Although infrequently seen in humans, complete heterochromia is more frequently observed in species of domesticated mammals. The blue eye occurs within a white spot, where melanin is absent from the skin and hair (see Leucism). These species include the cat, particularly breeds such as Turkish Van, Khao Manee and (rarely) Japanese Bobtail. These so-called odd-eyed cats are white, or mostly white, with one normal eye (copper, orange, yellow, green), and one blue eye. Among dogs, complete heterochromia is seen often in the Siberian Husky and few other breeds, usually Australian Shepherd and Catahoula Leopard Dog and rarely in Shih Tzu. Horses with complete heterochromia have one brown and one white, gray, or blue eye—complete heterochromia is more common in horses with pinto coloring. Complete heterochromia occurs also in cattle and even water buffalo. It can also be seen in ferrets with Waardenburg syndrome, although it can be very hard to tell at times as the eye color is often a midnight blue.

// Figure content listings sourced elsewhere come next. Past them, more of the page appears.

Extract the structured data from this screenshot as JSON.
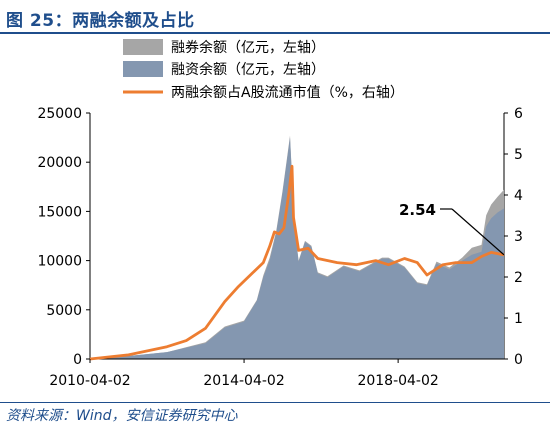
{
  "figure": {
    "title": "图 25：两融余额及占比",
    "source": "资料来源：Wind，安信证券研究中心"
  },
  "colors": {
    "margin_short": "#a6a6a6",
    "margin_finance": "#8497b0",
    "ratio_line": "#ed7d31",
    "title_blue": "#1f4e8c"
  },
  "chart_data": {
    "type": "area",
    "legend_position": "top",
    "x_ticks": [
      "2010-04-02",
      "2014-04-02",
      "2018-04-02"
    ],
    "x_range": [
      "2010-04-02",
      "2020-12-31"
    ],
    "y_left": {
      "range": [
        0,
        25000
      ],
      "ticks": [
        0,
        5000,
        10000,
        15000,
        20000,
        25000
      ]
    },
    "y_right": {
      "range": [
        0,
        6
      ],
      "ticks": [
        0,
        1,
        2,
        3,
        4,
        5,
        6
      ]
    },
    "annotation": {
      "text": "2.54",
      "x": "2020-12-31",
      "y": 2.54
    },
    "series": [
      {
        "name": "融券余额（亿元，左轴）",
        "type": "area",
        "axis": "left",
        "points": [
          [
            "2010-04-02",
            0
          ],
          [
            "2011-04-01",
            300
          ],
          [
            "2012-04-01",
            700
          ],
          [
            "2013-04-01",
            1700
          ],
          [
            "2013-10-01",
            3300
          ],
          [
            "2014-04-01",
            3900
          ],
          [
            "2014-08-01",
            6000
          ],
          [
            "2014-10-01",
            8500
          ],
          [
            "2014-12-01",
            10300
          ],
          [
            "2015-02-01",
            13000
          ],
          [
            "2015-04-01",
            17000
          ],
          [
            "2015-05-15",
            20500
          ],
          [
            "2015-06-12",
            22700
          ],
          [
            "2015-07-01",
            18600
          ],
          [
            "2015-07-20",
            14000
          ],
          [
            "2015-09-01",
            10000
          ],
          [
            "2015-11-01",
            12000
          ],
          [
            "2016-01-01",
            11500
          ],
          [
            "2016-03-01",
            8800
          ],
          [
            "2016-06-01",
            8400
          ],
          [
            "2016-11-01",
            9500
          ],
          [
            "2017-04-01",
            9000
          ],
          [
            "2017-11-01",
            10300
          ],
          [
            "2018-01-01",
            10300
          ],
          [
            "2018-06-01",
            9400
          ],
          [
            "2018-10-01",
            7800
          ],
          [
            "2019-01-01",
            7600
          ],
          [
            "2019-04-01",
            9900
          ],
          [
            "2019-08-01",
            9300
          ],
          [
            "2019-12-01",
            10300
          ],
          [
            "2020-03-01",
            11300
          ],
          [
            "2020-06-01",
            11600
          ],
          [
            "2020-07-15",
            14600
          ],
          [
            "2020-09-01",
            15700
          ],
          [
            "2020-11-01",
            16500
          ],
          [
            "2020-12-31",
            17200
          ]
        ]
      },
      {
        "name": "融资余额（亿元，左轴）",
        "type": "area",
        "axis": "left",
        "points": [
          [
            "2010-04-02",
            0
          ],
          [
            "2011-04-01",
            300
          ],
          [
            "2012-04-01",
            700
          ],
          [
            "2013-04-01",
            1600
          ],
          [
            "2013-10-01",
            3200
          ],
          [
            "2014-04-01",
            3800
          ],
          [
            "2014-08-01",
            5900
          ],
          [
            "2014-10-01",
            8300
          ],
          [
            "2014-12-01",
            10000
          ],
          [
            "2015-02-01",
            12800
          ],
          [
            "2015-04-01",
            16800
          ],
          [
            "2015-05-15",
            20300
          ],
          [
            "2015-06-12",
            22500
          ],
          [
            "2015-07-01",
            18400
          ],
          [
            "2015-07-20",
            13800
          ],
          [
            "2015-09-01",
            9900
          ],
          [
            "2015-11-01",
            11900
          ],
          [
            "2016-01-01",
            11400
          ],
          [
            "2016-03-01",
            8700
          ],
          [
            "2016-06-01",
            8300
          ],
          [
            "2016-11-01",
            9400
          ],
          [
            "2017-04-01",
            8900
          ],
          [
            "2017-11-01",
            10200
          ],
          [
            "2018-01-01",
            10200
          ],
          [
            "2018-06-01",
            9300
          ],
          [
            "2018-10-01",
            7700
          ],
          [
            "2019-01-01",
            7500
          ],
          [
            "2019-04-01",
            9700
          ],
          [
            "2019-08-01",
            9100
          ],
          [
            "2019-12-01",
            10000
          ],
          [
            "2020-03-01",
            10600
          ],
          [
            "2020-06-01",
            10900
          ],
          [
            "2020-07-15",
            13500
          ],
          [
            "2020-09-01",
            14300
          ],
          [
            "2020-11-01",
            14900
          ],
          [
            "2020-12-31",
            15300
          ]
        ]
      },
      {
        "name": "两融余额占A股流通市值（%，右轴）",
        "type": "line",
        "axis": "right",
        "points": [
          [
            "2010-04-02",
            0
          ],
          [
            "2011-04-01",
            0.1
          ],
          [
            "2012-04-01",
            0.3
          ],
          [
            "2012-10-01",
            0.45
          ],
          [
            "2013-04-01",
            0.75
          ],
          [
            "2013-10-01",
            1.4
          ],
          [
            "2014-02-01",
            1.75
          ],
          [
            "2014-06-01",
            2.05
          ],
          [
            "2014-10-01",
            2.35
          ],
          [
            "2014-12-01",
            2.75
          ],
          [
            "2015-01-15",
            3.1
          ],
          [
            "2015-03-01",
            3.05
          ],
          [
            "2015-04-15",
            3.2
          ],
          [
            "2015-06-01",
            4.05
          ],
          [
            "2015-07-01",
            4.7
          ],
          [
            "2015-07-15",
            3.45
          ],
          [
            "2015-09-01",
            2.65
          ],
          [
            "2015-12-01",
            2.7
          ],
          [
            "2016-03-01",
            2.45
          ],
          [
            "2016-09-01",
            2.35
          ],
          [
            "2017-03-01",
            2.3
          ],
          [
            "2017-09-01",
            2.4
          ],
          [
            "2018-01-01",
            2.3
          ],
          [
            "2018-06-01",
            2.45
          ],
          [
            "2018-10-01",
            2.35
          ],
          [
            "2019-01-01",
            2.05
          ],
          [
            "2019-06-01",
            2.3
          ],
          [
            "2019-10-01",
            2.35
          ],
          [
            "2020-03-01",
            2.35
          ],
          [
            "2020-06-01",
            2.5
          ],
          [
            "2020-09-01",
            2.6
          ],
          [
            "2020-12-31",
            2.54
          ]
        ]
      }
    ]
  }
}
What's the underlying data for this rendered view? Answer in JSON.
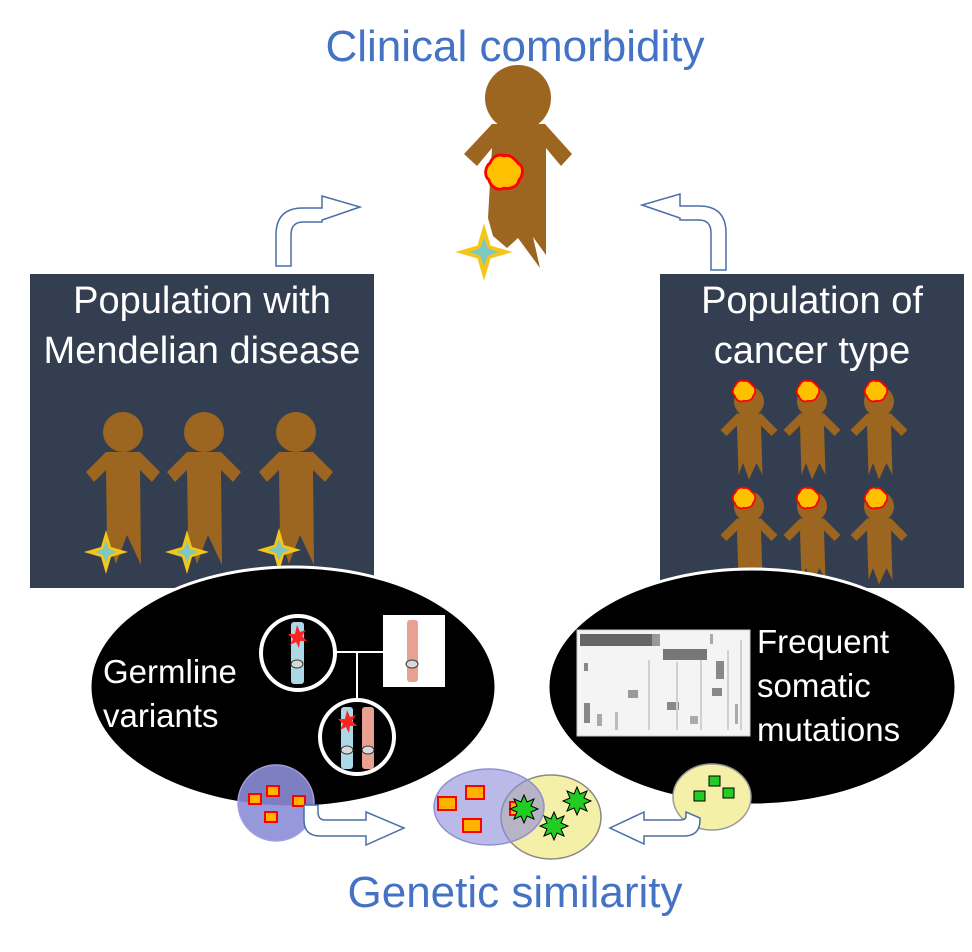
{
  "title_top": "Clinical comorbidity",
  "title_bottom": "Genetic similarity",
  "left_panel": {
    "line1": "Population with",
    "line2": "Mendelian disease"
  },
  "right_panel": {
    "line1": "Population of",
    "line2": "cancer type"
  },
  "left_oval": {
    "line1": "Germline",
    "line2": "variants"
  },
  "right_oval": {
    "line1": "Frequent",
    "line2": "somatic",
    "line3": "mutations"
  },
  "colors": {
    "title": "#4472c4",
    "panel_bg": "#333f50",
    "person": "#9c6520",
    "oval_bg": "#000000",
    "blue_circle": "#8c8cd8",
    "yellow_circle": "#f5f0a8",
    "star_gold": "#f5c518",
    "star_teal": "#7ec8c0",
    "red_square": "#ffb300",
    "green_star": "#22cc22"
  }
}
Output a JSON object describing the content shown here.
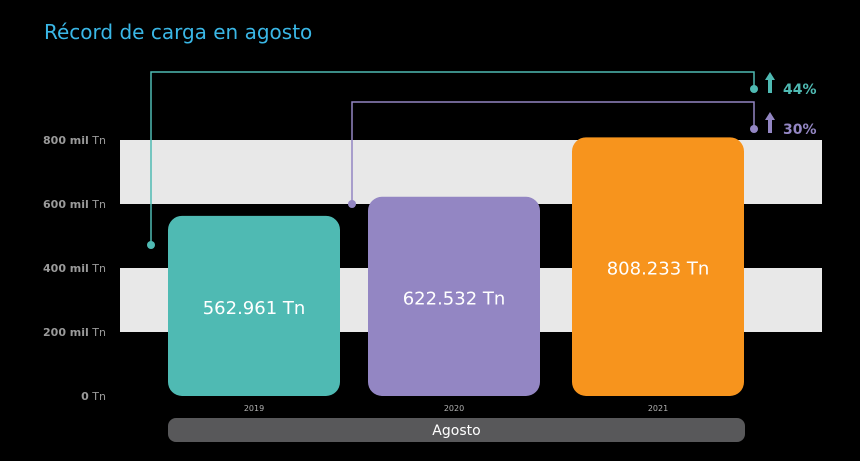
{
  "title": "Récord de carga en agosto",
  "chart_data": {
    "type": "bar",
    "title": "Récord de carga en agosto",
    "group_label": "Agosto",
    "categories": [
      "2019",
      "2020",
      "2021"
    ],
    "values": [
      562961,
      622532,
      808233
    ],
    "value_labels": [
      "562.961 Tn",
      "622.532 Tn",
      "808.233 Tn"
    ],
    "colors": [
      "#4fbab3",
      "#9386c3",
      "#f7941d"
    ],
    "y_ticks": [
      {
        "value": 0,
        "num": "0",
        "unit": "Tn"
      },
      {
        "value": 200000,
        "num": "200 mil",
        "unit": "Tn"
      },
      {
        "value": 400000,
        "num": "400 mil",
        "unit": "Tn"
      },
      {
        "value": 600000,
        "num": "600 mil",
        "unit": "Tn"
      },
      {
        "value": 800000,
        "num": "800 mil",
        "unit": "Tn"
      }
    ],
    "ylim": [
      0,
      800000
    ],
    "bands": [
      [
        200000,
        400000
      ],
      [
        600000,
        800000
      ]
    ],
    "band_color": "#e8e8e8",
    "comparisons": [
      {
        "from": "2019",
        "to": "2021",
        "label": "44%",
        "color": "#4fbab3"
      },
      {
        "from": "2020",
        "to": "2021",
        "label": "30%",
        "color": "#9386c3"
      }
    ]
  }
}
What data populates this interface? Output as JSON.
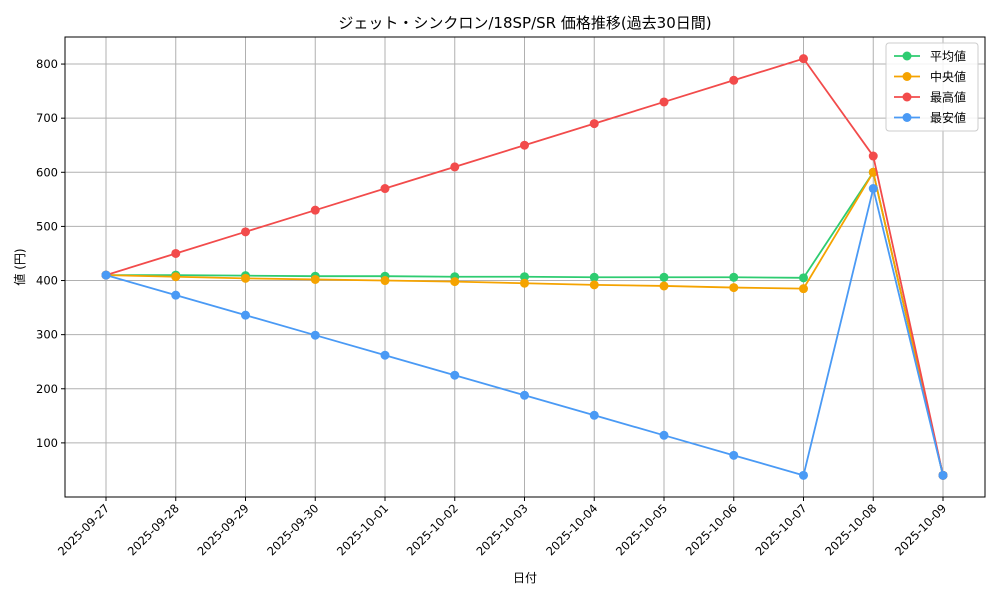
{
  "chart_data": {
    "type": "line",
    "title": "ジェット・シンクロン/18SP/SR 価格推移(過去30日間)",
    "xlabel": "日付",
    "ylabel": "値 (円)",
    "categories": [
      "2025-09-27",
      "2025-09-28",
      "2025-09-29",
      "2025-09-30",
      "2025-10-01",
      "2025-10-02",
      "2025-10-03",
      "2025-10-04",
      "2025-10-05",
      "2025-10-06",
      "2025-10-07",
      "2025-10-08",
      "2025-10-09"
    ],
    "ylim": [
      0,
      850
    ],
    "yticks": [
      100,
      200,
      300,
      400,
      500,
      600,
      700,
      800
    ],
    "grid": true,
    "legend_position": "top-right",
    "series": [
      {
        "name": "平均値",
        "color": "#2ecc71",
        "values": [
          410,
          410,
          409,
          408,
          408,
          407,
          407,
          406,
          406,
          406,
          405,
          600,
          40
        ]
      },
      {
        "name": "中央値",
        "color": "#f5a300",
        "values": [
          410,
          407,
          404,
          402,
          400,
          398,
          395,
          392,
          390,
          387,
          385,
          600,
          40
        ]
      },
      {
        "name": "最高値",
        "color": "#f24b4b",
        "values": [
          410,
          450,
          490,
          530,
          570,
          610,
          650,
          690,
          730,
          770,
          810,
          630,
          40
        ]
      },
      {
        "name": "最安値",
        "color": "#4a9af5",
        "values": [
          410,
          373,
          336,
          299,
          262,
          225,
          188,
          151,
          114,
          77,
          40,
          570,
          40
        ]
      }
    ]
  }
}
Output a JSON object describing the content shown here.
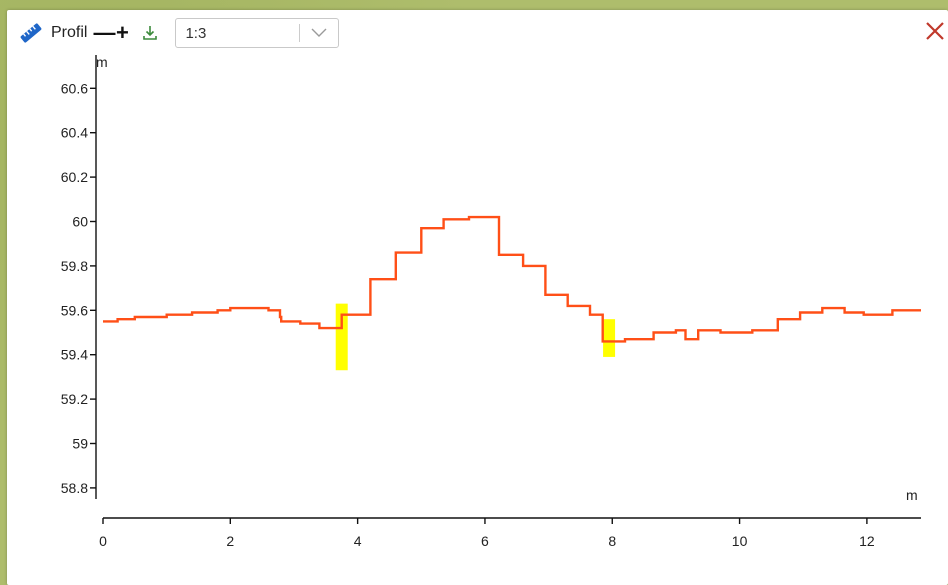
{
  "toolbar": {
    "ruler_icon": "ruler-icon",
    "title": "Profil",
    "zoom_out_label": "—",
    "zoom_in_label": "+",
    "download_icon": "download-icon",
    "scale_value": "1:3",
    "close_icon": "close-icon"
  },
  "colors": {
    "profile_line": "#ff4f17",
    "highlight": "#ffff00",
    "close": "#c0392b",
    "download": "#3c8a3c",
    "ruler": "#1f66c8"
  },
  "chart_data": {
    "type": "line",
    "ylabel": "m",
    "xlabel": "m",
    "xlim": [
      0,
      12.85
    ],
    "ylim": [
      58.75,
      60.75
    ],
    "x_ticks": [
      0,
      2,
      4,
      6,
      8,
      10,
      12
    ],
    "y_ticks": [
      58.8,
      59,
      59.2,
      59.4,
      59.6,
      59.8,
      60,
      60.2,
      60.4,
      60.6
    ],
    "y_tick_labels": [
      "58.8",
      "59",
      "59.2",
      "59.4",
      "59.6",
      "59.8",
      "60",
      "60.2",
      "60.4",
      "60.6"
    ],
    "series": [
      {
        "values": [
          [
            0,
            59.55
          ],
          [
            0.23,
            59.55
          ],
          [
            0.23,
            59.56
          ],
          [
            0.5,
            59.56
          ],
          [
            0.5,
            59.57
          ],
          [
            1.0,
            59.57
          ],
          [
            1.0,
            59.58
          ],
          [
            1.4,
            59.58
          ],
          [
            1.4,
            59.59
          ],
          [
            1.8,
            59.59
          ],
          [
            1.8,
            59.6
          ],
          [
            2.0,
            59.6
          ],
          [
            2.0,
            59.61
          ],
          [
            2.6,
            59.61
          ],
          [
            2.6,
            59.6
          ],
          [
            2.78,
            59.6
          ],
          [
            2.78,
            59.57
          ],
          [
            2.8,
            59.57
          ],
          [
            2.8,
            59.55
          ],
          [
            3.1,
            59.55
          ],
          [
            3.1,
            59.54
          ],
          [
            3.4,
            59.54
          ],
          [
            3.4,
            59.52
          ],
          [
            3.75,
            59.52
          ],
          [
            3.75,
            59.58
          ],
          [
            4.2,
            59.58
          ],
          [
            4.2,
            59.74
          ],
          [
            4.6,
            59.74
          ],
          [
            4.6,
            59.86
          ],
          [
            5.0,
            59.86
          ],
          [
            5.0,
            59.97
          ],
          [
            5.35,
            59.97
          ],
          [
            5.35,
            60.01
          ],
          [
            5.75,
            60.01
          ],
          [
            5.75,
            60.02
          ],
          [
            6.22,
            60.02
          ],
          [
            6.22,
            59.85
          ],
          [
            6.6,
            59.85
          ],
          [
            6.6,
            59.8
          ],
          [
            6.95,
            59.8
          ],
          [
            6.95,
            59.67
          ],
          [
            7.3,
            59.67
          ],
          [
            7.3,
            59.62
          ],
          [
            7.65,
            59.62
          ],
          [
            7.65,
            59.58
          ],
          [
            7.85,
            59.58
          ],
          [
            7.85,
            59.46
          ],
          [
            8.2,
            59.46
          ],
          [
            8.2,
            59.47
          ],
          [
            8.65,
            59.47
          ],
          [
            8.65,
            59.5
          ],
          [
            9.0,
            59.5
          ],
          [
            9.0,
            59.51
          ],
          [
            9.15,
            59.51
          ],
          [
            9.15,
            59.47
          ],
          [
            9.35,
            59.47
          ],
          [
            9.35,
            59.51
          ],
          [
            9.7,
            59.51
          ],
          [
            9.7,
            59.5
          ],
          [
            10.2,
            59.5
          ],
          [
            10.2,
            59.51
          ],
          [
            10.6,
            59.51
          ],
          [
            10.6,
            59.56
          ],
          [
            10.95,
            59.56
          ],
          [
            10.95,
            59.59
          ],
          [
            11.3,
            59.59
          ],
          [
            11.3,
            59.61
          ],
          [
            11.65,
            59.61
          ],
          [
            11.65,
            59.59
          ],
          [
            11.95,
            59.59
          ],
          [
            11.95,
            59.58
          ],
          [
            12.4,
            59.58
          ],
          [
            12.4,
            59.6
          ],
          [
            12.85,
            59.6
          ]
        ]
      }
    ],
    "highlights": [
      {
        "x": 3.75,
        "y_from": 59.33,
        "y_to": 59.63
      },
      {
        "x": 7.95,
        "y_from": 59.39,
        "y_to": 59.56
      }
    ],
    "grid": false,
    "legend": "none"
  }
}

Sectoral heterochromia, usually sectoral hypochromia, is often seen in dogs, specifically in breeds with merle coats. These breeds include the Australian Shepherd, Border Collie, Collie, Shetland Sheepdog, Welsh Corgi, Pyrenean Shepherd, Mudi, Beauceron, Catahoula Cur, Dunker, Great Dane, Dachshund and Chihuahua. It also occurs in certain breeds that do not carry the merle trait, such as the Siberian Husky, Dalmatian, and rarely, Shih Tzu. There are examples of cat breeds that have the condition such as Van cat.